The parties agree on the applicable guidelines, but defendant moves for a downward departure based on her extraordinary family circumstances. In this decision I address her motion.1
I. GENERAL DEPARTURE STANDARD
A court may depart from the applicable guideline range if it “‘finds that there exists an aggravating or mitigating circumstance of a kind, or to a degree, not adequately taken into consideration by the Sentencing Commission in formulating the guidelines that should result in a sentence different from that described.’ ” Koon v. United States, 518 U.S. 81, 92, 116 S.Ct. 2035, 135 L.Ed.2d 392 (1996) (quoting 18 U.S.C. § 3553(b)).
The Commission has provided guidance in making departure decisions by listing certain factors that are “forbidden” bases for departure, “encouraged” bases for departure, and “discouraged” bases for departure. A court confronted with a motion for a downward departure should first determine what factors make the case unusual, taking it out of the “heartland” of typical cases, and then whether the Commission has forbidden, encouraged, or discouraged departures based on those factors. Id. at 95,116 S.Ct. 2035.
If the special factor is a forbidden factor, the sentencing court cannot use it as a basis for departure. If the special factor is an encouraged factor, the court is authorized to depart if the applicable Guideline does not already take it into account. If the special factor is a discouraged factor, or an encouraged factor already taken into account by the applicable Guideline, the court should depart only if the factor is present to an exceptional degree or in some other way makes the case different from the ordinary case where the factor is present. If a factor is unmentioned in the Guidelines, the court must, after considering the structure and theory of both relevant individual guidelines and the Guidelines taken as a whole, decide whether it is sufficient to take the case out of the Guideline’s heartland.
Id. at 95-96, 116 S.Ct. 2035 (internal citations and quote marks omitted).
II. DEPARTURES BASED ON FAMILY CIRCUMSTANCES
Defendant seeks a departure based on her family situation. U.S.S.G. § 5H1.6 *943states that “family ties and responsibilities and community ties are not ordinarily relevant in determining whether a sentence should be outside the applicable guideline range.” Thus, family circumstances are a discouraged basis for departure, and the court may depart only if the family situation is unusual or extraordinary. See, e.g., United States v. Canoy, 38 F.3d 893, 906 (7th Cir.1994).
There are three main considerations for a court confronted with a motion based on family circumstances. United States v. Norton, 218 F.Supp.2d 1014, 1018 (E.D.Wis.2002).
First, the court must consider the specifies of the defendant’s family situation— how many dependants does she have; what is her role in their lives; do they have special needs or disabilities; are there others available to fill the void should the defendant go to prison. Id. at 1019.

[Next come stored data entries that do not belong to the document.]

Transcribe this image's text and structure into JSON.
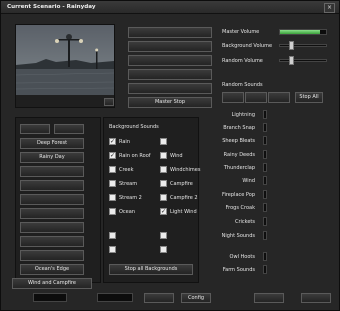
{
  "window": {
    "title": "Current Scenario - Rainyday"
  },
  "preview": {
    "caption": "",
    "corner_label": ""
  },
  "scenario_buttons": [
    "",
    "",
    "",
    "",
    "",
    "Master Stop"
  ],
  "volume": {
    "master_label": "Master Volume",
    "master_level": 0.9,
    "background_label": "Background Volume",
    "background_level": 0.35,
    "random_label": "Random Volume",
    "random_level": 0.35
  },
  "random_sounds": {
    "heading": "Random Sounds",
    "buttons": [
      "",
      "",
      "",
      "Stop All"
    ],
    "items": [
      {
        "label": "Lightning"
      },
      {
        "label": "Branch Snap"
      },
      {
        "label": "Sheep Bleats"
      },
      {
        "label": "Rainy Deeds"
      },
      {
        "label": "Thunderclap"
      },
      {
        "label": "Wind"
      },
      {
        "label": "Fireplace Pop"
      },
      {
        "label": "Frogs Croak"
      },
      {
        "label": "Crickets"
      },
      {
        "label": "Night Sounds"
      },
      {
        "label": "Owl Hoots"
      },
      {
        "label": "Farm Sounds"
      }
    ]
  },
  "background_sounds": {
    "heading": "Background Sounds",
    "left_column": [
      {
        "label": "Rain",
        "checked": true
      },
      {
        "label": "Rain on Roof",
        "checked": true
      },
      {
        "label": "Creek",
        "checked": false
      },
      {
        "label": "Stream",
        "checked": false
      },
      {
        "label": "Stream 2",
        "checked": false
      },
      {
        "label": "Ocean",
        "checked": false
      }
    ],
    "right_column": [
      {
        "label": "",
        "checked": false
      },
      {
        "label": "Wind",
        "checked": false
      },
      {
        "label": "Windchimes",
        "checked": false
      },
      {
        "label": "Campfire",
        "checked": false
      },
      {
        "label": "Campfire 2",
        "checked": false
      },
      {
        "label": "Light Wind",
        "checked": true
      }
    ],
    "extra_left": [
      {
        "label": "",
        "checked": false
      },
      {
        "label": "",
        "checked": false
      }
    ],
    "extra_right": [
      {
        "label": "",
        "checked": false
      },
      {
        "label": "",
        "checked": false
      }
    ],
    "stop_button": "Stop all Backgrounds"
  },
  "scenarios": {
    "top_buttons": [
      "",
      ""
    ],
    "items": [
      "Deep Forest",
      "Rainy Day",
      "",
      "",
      "",
      "",
      "",
      "",
      "",
      "Ocean's Edge",
      "Wind and Campfire"
    ]
  },
  "footer": {
    "time_label": "",
    "time_value": "",
    "pos_label": "",
    "pos_value": "",
    "btn_a": "",
    "btn_b": "Config",
    "btn_c": "",
    "btn_d": ""
  }
}
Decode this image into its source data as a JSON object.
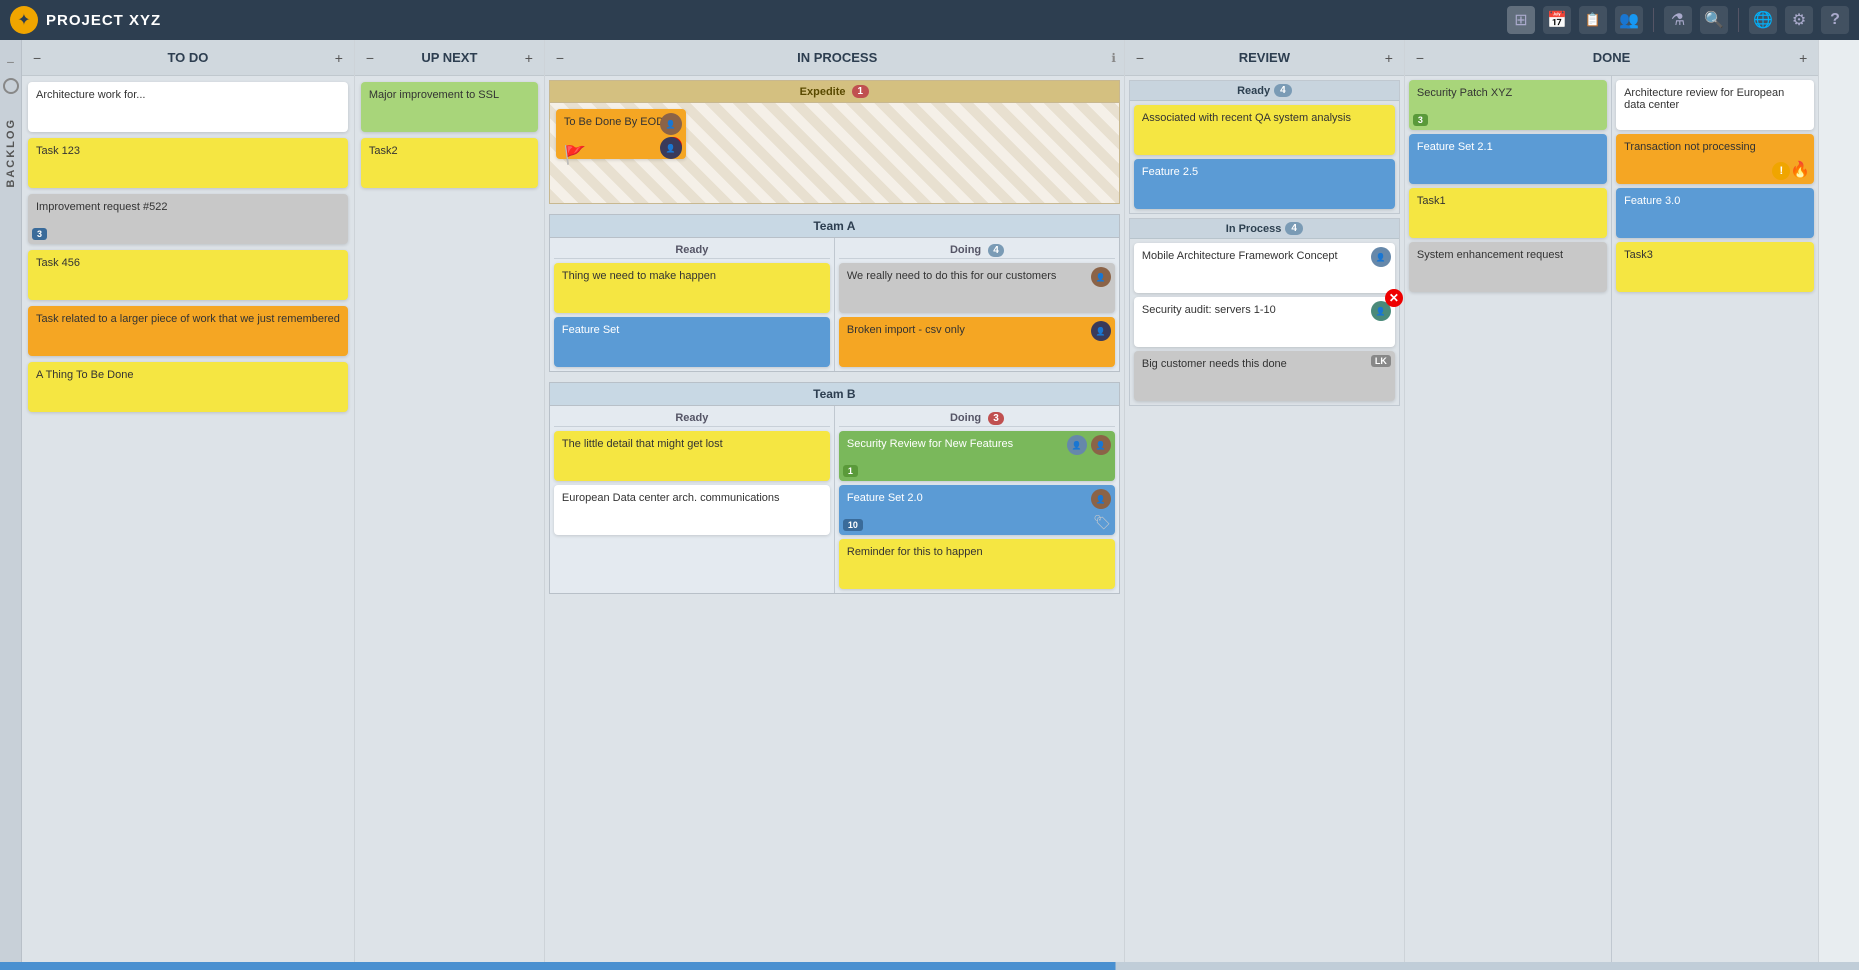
{
  "header": {
    "title": "PROJECT XYZ",
    "logo": "☀",
    "icons": [
      "grid-icon",
      "calendar-icon",
      "report-icon",
      "people-icon",
      "filter-icon",
      "search-icon",
      "help-icon",
      "settings-icon",
      "question-icon"
    ]
  },
  "columns": {
    "todo": {
      "label": "TO DO",
      "minus": "−",
      "plus": "+"
    },
    "upnext": {
      "label": "UP NEXT",
      "minus": "−",
      "plus": "+"
    },
    "inprocess": {
      "label": "IN PROCESS",
      "minus": "−",
      "info": "ℹ"
    },
    "review": {
      "label": "REVIEW",
      "minus": "−",
      "plus": "+"
    },
    "done": {
      "label": "DONE",
      "minus": "−",
      "plus": "+"
    }
  },
  "todo_cards": [
    {
      "text": "Architecture work for...",
      "color": "white"
    },
    {
      "text": "Task 123",
      "color": "yellow"
    },
    {
      "text": "Improvement request #522",
      "color": "gray",
      "badge": "3"
    },
    {
      "text": "Task 456",
      "color": "yellow"
    },
    {
      "text": "Task related to a larger piece of work that we just remembered",
      "color": "orange"
    },
    {
      "text": "A Thing To Be Done",
      "color": "yellow"
    }
  ],
  "upnext_cards": [
    {
      "text": "Major improvement to SSL",
      "color": "green"
    },
    {
      "text": "Task2",
      "color": "yellow"
    }
  ],
  "expedite": {
    "label": "Expedite",
    "count": "1",
    "card": {
      "text": "To Be Done By EOD!",
      "color": "orange",
      "has_flag": true,
      "has_alert": true
    }
  },
  "team_a": {
    "label": "Team A",
    "ready_cards": [
      {
        "text": "Thing we need to make happen",
        "color": "yellow"
      },
      {
        "text": "Feature Set",
        "color": "blue"
      }
    ],
    "doing_count": "4",
    "doing_cards": [
      {
        "text": "We really need to do this for our customers",
        "color": "gray",
        "has_avatar": true
      },
      {
        "text": "Broken import - csv only",
        "color": "orange",
        "has_avatar": true
      }
    ]
  },
  "team_b": {
    "label": "Team B",
    "ready_cards": [
      {
        "text": "The little detail that might get lost",
        "color": "yellow"
      },
      {
        "text": "European Data center arch. communications",
        "color": "white"
      }
    ],
    "doing_count": "3",
    "doing_cards": [
      {
        "text": "Security Review for New Features",
        "color": "green-dark",
        "has_avatar": true,
        "badge": "1",
        "badge_color": "green"
      },
      {
        "text": "Feature Set 2.0",
        "color": "blue",
        "has_avatar": true,
        "badge": "10"
      },
      {
        "text": "Reminder for this to happen",
        "color": "yellow"
      }
    ]
  },
  "review": {
    "ready": {
      "label": "Ready",
      "count": "4",
      "cards": [
        {
          "text": "Associated with recent QA system analysis",
          "color": "yellow"
        },
        {
          "text": "Feature 2.5",
          "color": "blue"
        }
      ]
    },
    "inprocess": {
      "label": "In Process",
      "count": "4",
      "cards": [
        {
          "text": "Mobile Architecture Framework Concept",
          "color": "white",
          "has_avatar": true
        },
        {
          "text": "Security audit: servers 1-10",
          "color": "white",
          "has_avatar": true,
          "has_x": true
        },
        {
          "text": "Big customer needs this done",
          "color": "gray",
          "lk": "LK"
        }
      ]
    }
  },
  "done_cards": [
    {
      "text": "Security Patch XYZ",
      "color": "green",
      "badge": "3"
    },
    {
      "text": "Architecture review for European data center",
      "color": "white"
    },
    {
      "text": "Feature Set 2.1",
      "color": "blue"
    },
    {
      "text": "Transaction not processing",
      "color": "orange",
      "has_exclaim": true
    },
    {
      "text": "Task1",
      "color": "yellow"
    },
    {
      "text": "Feature 3.0",
      "color": "blue"
    },
    {
      "text": "System enhancement request",
      "color": "gray"
    },
    {
      "text": "Task3",
      "color": "yellow"
    }
  ]
}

Second, the court should consider whether the guideline range is such that a reasonable departure will spare the defendant’s family from unnecessary hardship. A departure cannot be justified when, even with the reduction, the sentence is so long that the defendant’s release will come too late to assist the family. Id. at 1020.
Third, the court should consider the purposes of sentencing — the need for just punishment, protection of the public, deterrence, and rehabilitation of the defendant. Id. “If the nature of the offense and the character of the defendant tend to show that no end other than punishment will be served by imprisonment, if there is no threat to the community, and if society will ultimately benefit by allowing the defendant to care for his or her family, a departure is warranted.” Id. (citing United States v. Gaskill, 991 F.2d 82, 86 (3d Cir.1993); United States v. Pena, 930 F.2d 1486, 1494 (10th Cir.1991)).
III. APPLICATION OF STANDARD
A. Defendant’s Family Situation
Defendant resides with and is caretaker for her infirm parents. Her father, Michael, is 63 years old and suffers from diabetes and kidney failure. He is currently awaiting a kidney transplant and is essentially bed-ridden. He is required to visit his doctor for dialysis three times per week.
Defendant’s mother, Rita, is 59 and suffers from diabetes, kidney problems, Crohn’s disease, lymphodema in her leg, and has a history of strokes. She is currently confined to a wheel chair due to a heel infection, which is a complication of her diabetes.
Defendant is responsible for her parents’ care. She cooks for them, shops for them, drives them to the doctor, administers medication, and manages the household. Defendant has three siblings, but none could step in for her should she be sent to prison. Her sister, Christine, is herself disabled and does not drive. Her brother Mark lives in Madison and works full-time; he could not provide the type of care defendant’s parents, who reside in Kenosha (hours away), require. Her brother Michael lives in Racine (fairly close by) but his work takes him out of state two weeks per month. In sum, defendant’s absence would require the retention of an outside, paid care-giver, something her parents may not be able to afford on fixed incomes. Such care may ultimately come at public expense.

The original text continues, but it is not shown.